One thing I have found is that if I drastically reduce the size of the hash table there is a reasonably large speed increase. I am operating under the theory that part of the problem is memory contention.
I'm wondering if anyone else has played much with parallel search (esp on a 4 proc box) and has results to share or advice about how to minimize parallel overhead.
Thx,
Scott
Hi Scott,
Nice to see you're busy parallel.
You mention 'idle thread'. What do you mean with an idle thread.
a) a thread that is very busy polling; so not idle, it just has no job to do
b) a real idle thread that needs to get put in what in linux we would call the 'runqueue'.
i'd note that i'm using A. In linux that's a 10 ms latency in case of B which A doesn't have.
c) how much work needs to get done to do a split?
in short how much bytes do you ship and how many locks and other funky windows commands do you use to split?
Get rid of windows function calls i'd say.
In Diep when doing a split i basically only need to ship a few moves to a processor that's idle (in short not an idle processor but a polling processor which polls in its own local memory).
d) you mention you work with threads.
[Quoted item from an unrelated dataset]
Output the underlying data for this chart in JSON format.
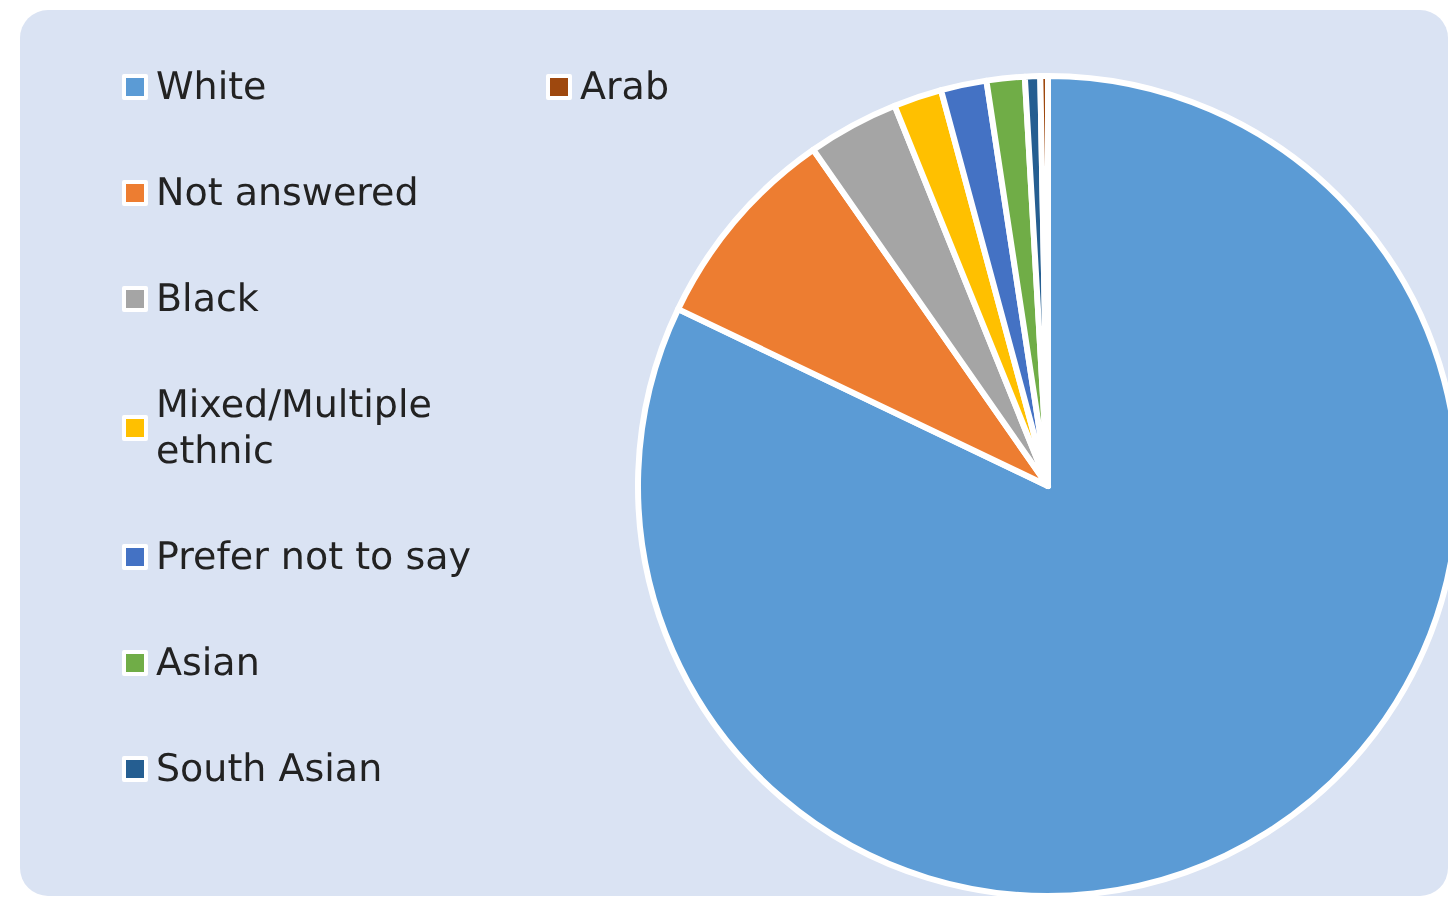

Everyone working with threads reports scaling problems with windows. Everyone working with processes directly works great. I don't say threads are not going to work, i just want to note that it's a lot easier for most programmers to get multiprocessing to work above multithreading. Besides that multithreading loses you a register (which nowadays with all those rename registers might not be that relevant in 64 bits like it used to be in the past with processors). Just now and then you gotta restart all your processes as the shared memory gets somehow slow by the kernel. you know more there than i do why the memory gets slow. A reboot of the machine helps a lot. In linux there is not a problem at all. Multiprocessing easier lets your program scale better then. Perhaps it's harder to fix things with threads than with processes?
e) with regards to the speedup, the usual way to split is to only split using the YBW (young brother wait) principle. In diep one of the miminum conditions to split at under or equal to 16 processors is to split only when i have already searched nullmove, done IID (if that gets used anyway), and searched the first move in the movelist.
Only THEN it's possible to do a split sometimes (there is other conditions btw which are less relevant).
This YBW principle works great.
p.s. it's all about at which memory node you allocate the memory at an AMD box.